Anomaly-free constraints in neutrino seesaw models

TL;DR

This paper explores how to implement anomaly-free U(1)_X gauge symmetries in neutrino mass models, revealing constraints on combining different seesaw types and proposing ways to distinguish models via collider signatures.

Contribution

It demonstrates the incompatibility of type-I and type-III seesaws with a generic anomaly-free U(1)_X, and identifies constrained charge assignments for combined models that can be tested at the LHC.

Findings

Type-I and type-III seesaws cannot be simultaneously anomaly-free unless U(1)_X is hypercharge.

Nontrivial anomaly-free charge assignments exist for combined seesaw models, but are tightly constrained.

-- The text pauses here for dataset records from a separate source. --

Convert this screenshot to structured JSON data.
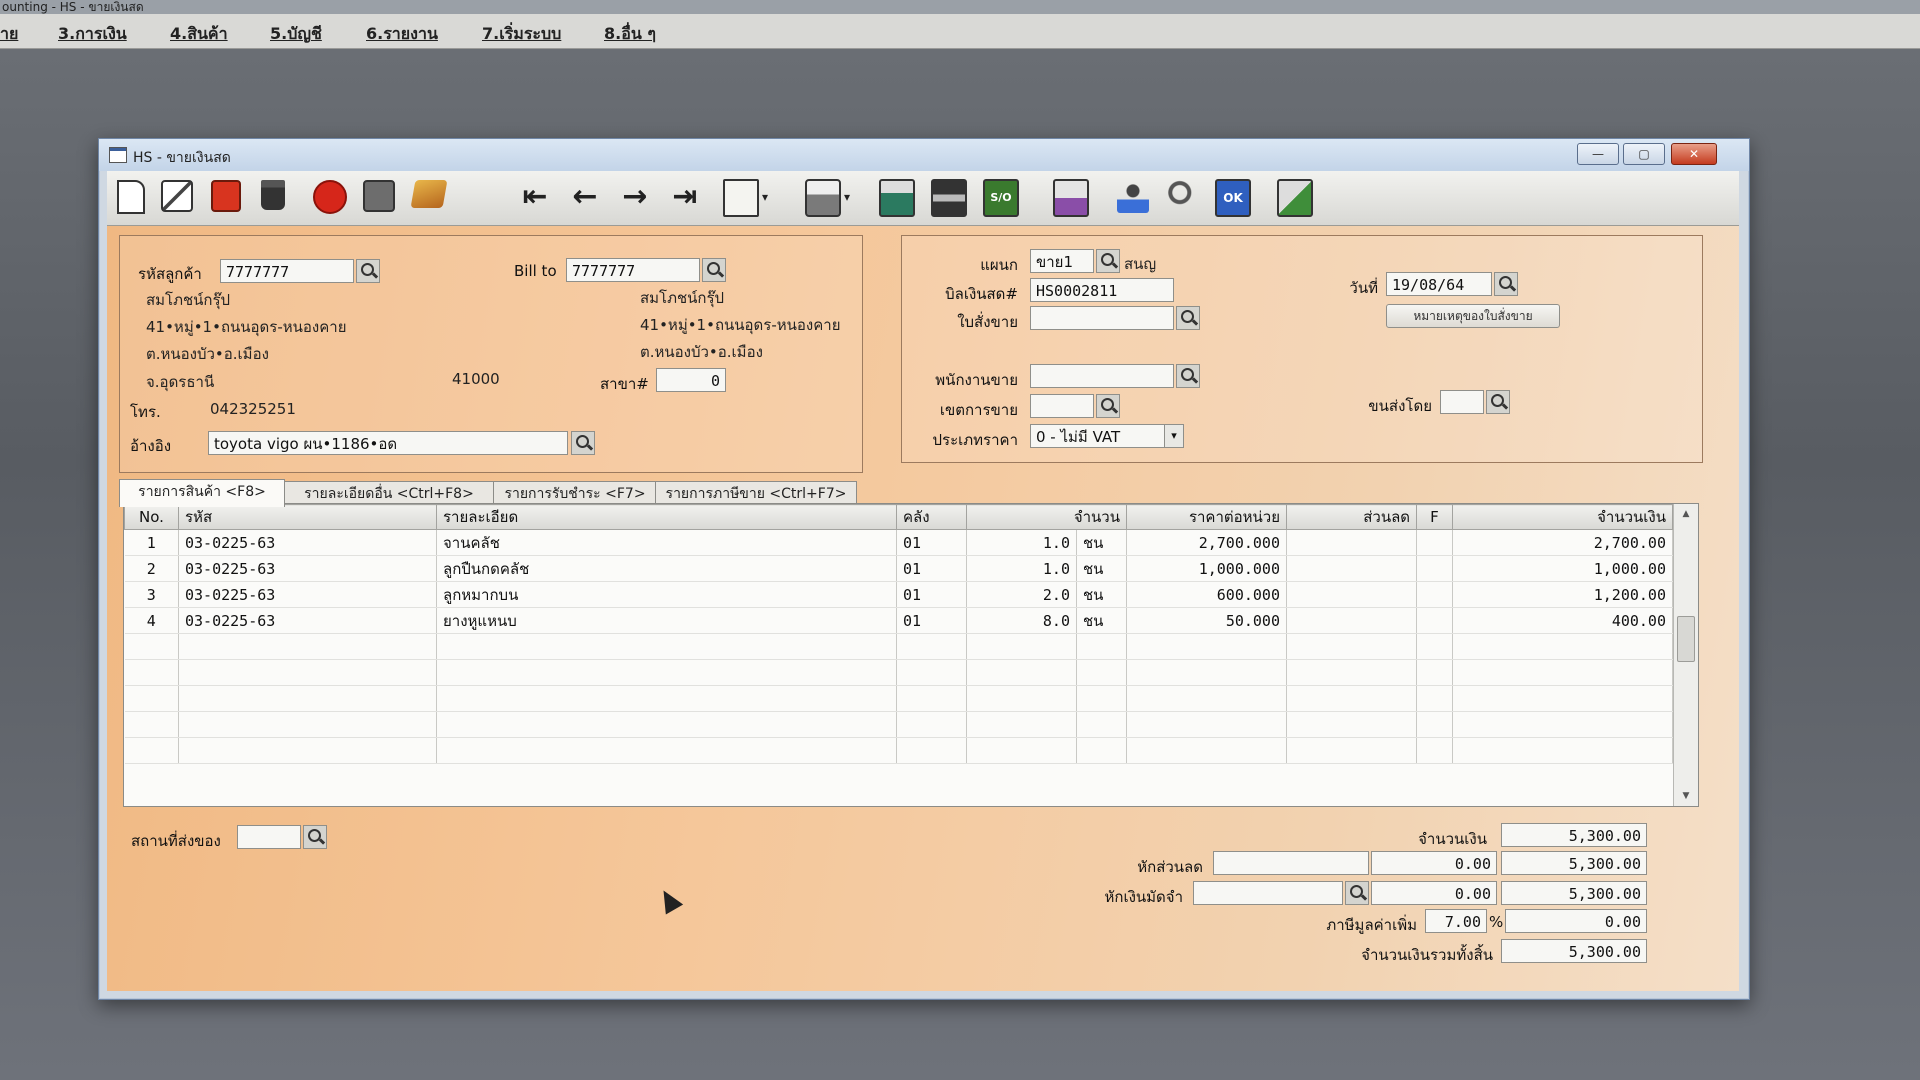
{
  "app": {
    "title": "ounting - HS - ขายเงินสด",
    "menu": [
      "าย",
      "3.การเงิน",
      "4.สินค้า",
      "5.บัญชี",
      "6.รายงาน",
      "7.เริ่มระบบ",
      "8.อื่น ๆ"
    ]
  },
  "window": {
    "title": "HS - ขายเงินสด",
    "buttons": {
      "minimize": "—",
      "maximize": "▢",
      "close": "✕"
    }
  },
  "toolbar": {
    "icons": [
      "new-document-icon",
      "edit-icon",
      "void-icon",
      "delete-icon",
      "cancel-icon",
      "save-icon",
      "book-icon",
      "first-record-icon",
      "previous-record-icon",
      "next-record-icon",
      "last-record-icon",
      "preview-icon",
      "print-icon",
      "calculator-icon",
      "register-icon",
      "so-icon",
      "report-icon",
      "approve-icon",
      "link-icon",
      "ok-icon",
      "export-icon"
    ],
    "labels": {
      "arrow_first": "⇤",
      "arrow_prev": "←",
      "arrow_next": "→",
      "arrow_last": "⇥",
      "so": "S/O",
      "ok": "OK",
      "dropdown": "▾"
    }
  },
  "customer": {
    "code_label": "รหัสลูกค้า",
    "code": "7777777",
    "name": "สมโภชน์กรุ๊ป",
    "addr1": "41•หมู่•1•ถนนอุดร-หนองคาย",
    "addr2": "ต.หนองบัว•อ.เมือง",
    "addr3": "จ.อุดรธานี",
    "zip": "41000",
    "phone_label": "โทร.",
    "phone": "042325251",
    "ref_label": "อ้างอิง",
    "ref": "toyota vigo ผน•1186•อด"
  },
  "bill_to": {
    "label": "Bill to",
    "code": "7777777",
    "name": "สมโภชน์กรุ๊ป",
    "addr1": "41•หมู่•1•ถนนอุดร-หนองคาย",
    "addr2": "ต.หนองบัว•อ.เมือง",
    "branch_label": "สาขา#",
    "branch": "0"
  },
  "document": {
    "dept_label": "แผนก",
    "dept": "ขาย1",
    "dept_name": "สนญ",
    "bill_label": "บิลเงินสด#",
    "bill_no": "HS0002811",
    "date_label": "วันที่",
    "date": "19/08/64",
    "so_label": "ใบสั่งขาย",
    "so": "",
    "so_note_button": "หมายเหตุของใบสั่งขาย",
    "salesman_label": "พนักงานขาย",
    "salesman": "",
    "area_label": "เขตการขาย",
    "area": "",
    "ship_by_label": "ขนส่งโดย",
    "ship_by": "",
    "price_type_label": "ประเภทราคา",
    "price_type": "0 - ไม่มี VAT"
  },
  "tabs": [
    "รายการสินค้า <F8>",
    "รายละเอียดอื่น <Ctrl+F8>",
    "รายการรับชำระ <F7>",
    "รายการภาษีขาย <Ctrl+F7>"
  ],
  "grid": {
    "columns": [
      "No.",
      "รหัส",
      "รายละเอียด",
      "คลัง",
      "จำนวน",
      "ราคาต่อหน่วย",
      "ส่วนลด",
      "F",
      "จำนวนเงิน"
    ],
    "rows": [
      {
        "no": "1",
        "code": "03-0225-63",
        "desc": "จานคลัช",
        "wh": "01",
        "qty": "1.0",
        "unit": "ชน",
        "price": "2,700.000",
        "disc": "",
        "f": "",
        "amount": "2,700.00"
      },
      {
        "no": "2",
        "code": "03-0225-63",
        "desc": "ลูกปืนกดคลัช",
        "wh": "01",
        "qty": "1.0",
        "unit": "ชน",
        "price": "1,000.000",
        "disc": "",
        "f": "",
        "amount": "1,000.00"
      },
      {
        "no": "3",
        "code": "03-0225-63",
        "desc": "ลูกหมากบน",
        "wh": "01",
        "qty": "2.0",
        "unit": "ชน",
        "price": "600.000",
        "disc": "",
        "f": "",
        "amount": "1,200.00"
      },
      {
        "no": "4",
        "code": "03-0225-63",
        "desc": "ยางหูแหนบ",
        "wh": "01",
        "qty": "8.0",
        "unit": "ชน",
        "price": "50.000",
        "disc": "",
        "f": "",
        "amount": "400.00"
      }
    ],
    "scroll": {
      "up": "▲",
      "down": "▼"
    }
  },
  "footer": {
    "ship_place_label": "สถานที่ส่งของ",
    "ship_place": "",
    "amount_label": "จำนวนเงิน",
    "amount": "5,300.00",
    "discount_label": "หักส่วนลด",
    "discount_text": "",
    "discount_value": "0.00",
    "after_discount": "5,300.00",
    "deposit_label": "หักเงินมัดจำ",
    "deposit_text": "",
    "deposit_value": "0.00",
    "after_deposit": "5,300.00",
    "vat_label": "ภาษีมูลค่าเพิ่ม",
    "vat_rate": "7.00",
    "vat_unit": "%",
    "vat_amount": "0.00",
    "total_label": "จำนวนเงินรวมทั้งสิ้น",
    "total": "5,300.00"
  }
}
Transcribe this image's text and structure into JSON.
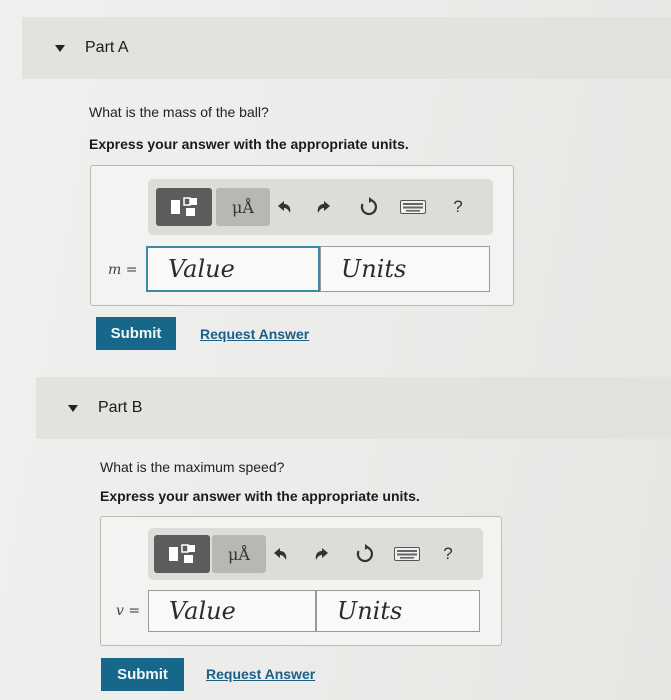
{
  "part_a": {
    "title": "Part A",
    "question": "What is the mass of the ball?",
    "instruction": "Express your answer with the appropriate units.",
    "toolbar": {
      "units_symbol": "μÅ",
      "help": "?"
    },
    "variable_label": "m =",
    "value_placeholder": "Value",
    "units_placeholder": "Units",
    "submit_label": "Submit",
    "request_label": "Request Answer"
  },
  "part_b": {
    "title": "Part B",
    "question": "What is the maximum speed?",
    "instruction": "Express your answer with the appropriate units.",
    "toolbar": {
      "units_symbol": "μÅ",
      "help": "?"
    },
    "variable_label": "v =",
    "value_placeholder": "Value",
    "units_placeholder": "Units",
    "submit_label": "Submit",
    "request_label": "Request Answer"
  },
  "colors": {
    "submit_bg": "#17678a",
    "link": "#1c5f86",
    "value_border": "#3d8aa6"
  },
  "icons": [
    "caret-down-icon",
    "templates-icon",
    "units-icon",
    "undo-icon",
    "redo-icon",
    "reset-icon",
    "keyboard-icon",
    "help-icon"
  ]
}
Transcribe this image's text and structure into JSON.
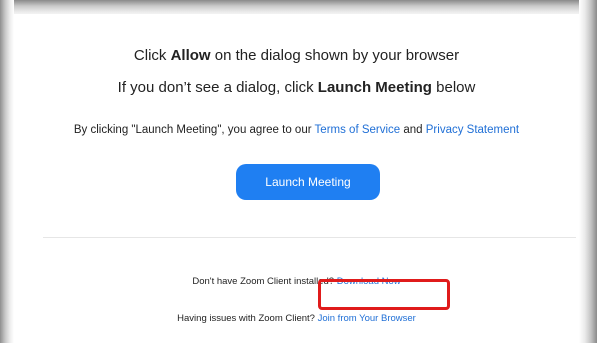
{
  "prompt": {
    "line1_prefix": "Click ",
    "line1_bold": "Allow",
    "line1_suffix": " on the dialog shown by your browser",
    "line2_prefix": "If you don’t see a dialog, click ",
    "line2_bold": "Launch Meeting",
    "line2_suffix": " below"
  },
  "terms": {
    "prefix": "By clicking \"Launch Meeting\", you agree to our ",
    "terms_link": "Terms of Service",
    "middle": " and ",
    "privacy_link": "Privacy Statement"
  },
  "launch_button": {
    "label": "Launch Meeting"
  },
  "footer": {
    "download_prefix": "Don't have Zoom Client installed? ",
    "download_link": "Download Now",
    "browser_prefix": "Having issues with Zoom Client? ",
    "browser_link": "Join from Your Browser"
  },
  "colors": {
    "accent": "#1f7ff2",
    "link": "#1f6fd6",
    "highlight": "#e01b1b"
  }
}
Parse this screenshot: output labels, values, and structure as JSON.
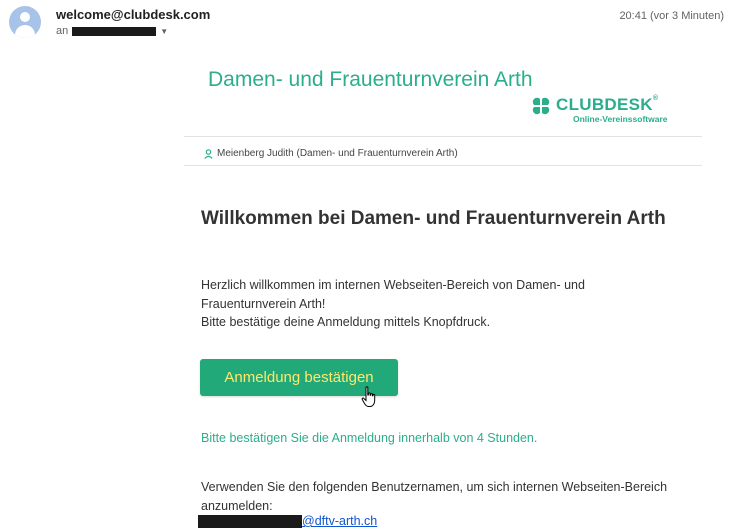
{
  "header": {
    "sender": "welcome@clubdesk.com",
    "recipient_prefix": "an",
    "timestamp": "20:41 (vor 3 Minuten)"
  },
  "club": {
    "title": "Damen- und Frauenturnverein Arth",
    "logo_word": "CLUBDESK",
    "logo_reg": "®",
    "logo_sub": "Online-Vereinssoftware",
    "brand_color": "#2bae8c"
  },
  "user_line": {
    "icon": "user-icon",
    "text": "Meienberg Judith (Damen- und Frauenturnverein Arth)"
  },
  "message": {
    "title": "Willkommen bei Damen- und Frauenturnverein Arth",
    "intro_line1": "Herzlich willkommen im internen Webseiten-Bereich von Damen- und Frauenturnverein Arth!",
    "intro_line2": "Bitte bestätige deine Anmeldung mittels Knopfdruck.",
    "button_label": "Anmeldung bestätigen",
    "button_color": "#22a979",
    "button_text_color": "#ffe86a",
    "deadline": "Bitte bestätigen Sie die Anmeldung innerhalb von 4 Stunden.",
    "username_info": "Verwenden Sie den folgenden Benutzernamen, um sich internen Webseiten-Bereich anzumelden:",
    "email_domain": "@dftv-arth.ch"
  }
}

Discovery and analysis of a new neutral gauge boson at LHC can discriminate among different seesaw models.

Abstract

The implementation of seesaw mechanisms to give mass to neutrinos in the presence of an anomaly-free U(1)_X gauge symmetry is discussed in the context of minimal extensions of the standard model. It is shown that type-I and type-III seesaw mechanisms cannot be simultaneously implemented with an anomaly-free local U(1)_X, unless the symmetry is a replica of the well-known hypercharge. For combined type-I/II or type-III/II seesaw models it is always possible to find nontrivial anomaly-free charge assignments, which are however tightly constrained, if the new neutral gauge boson is kinematically accessible at LHC. The discovery of the latter and the measurement of its decays into third-generation quarks, as well as its mixing with the standard Z boson, would allow one to discriminate among different seesaw realizations.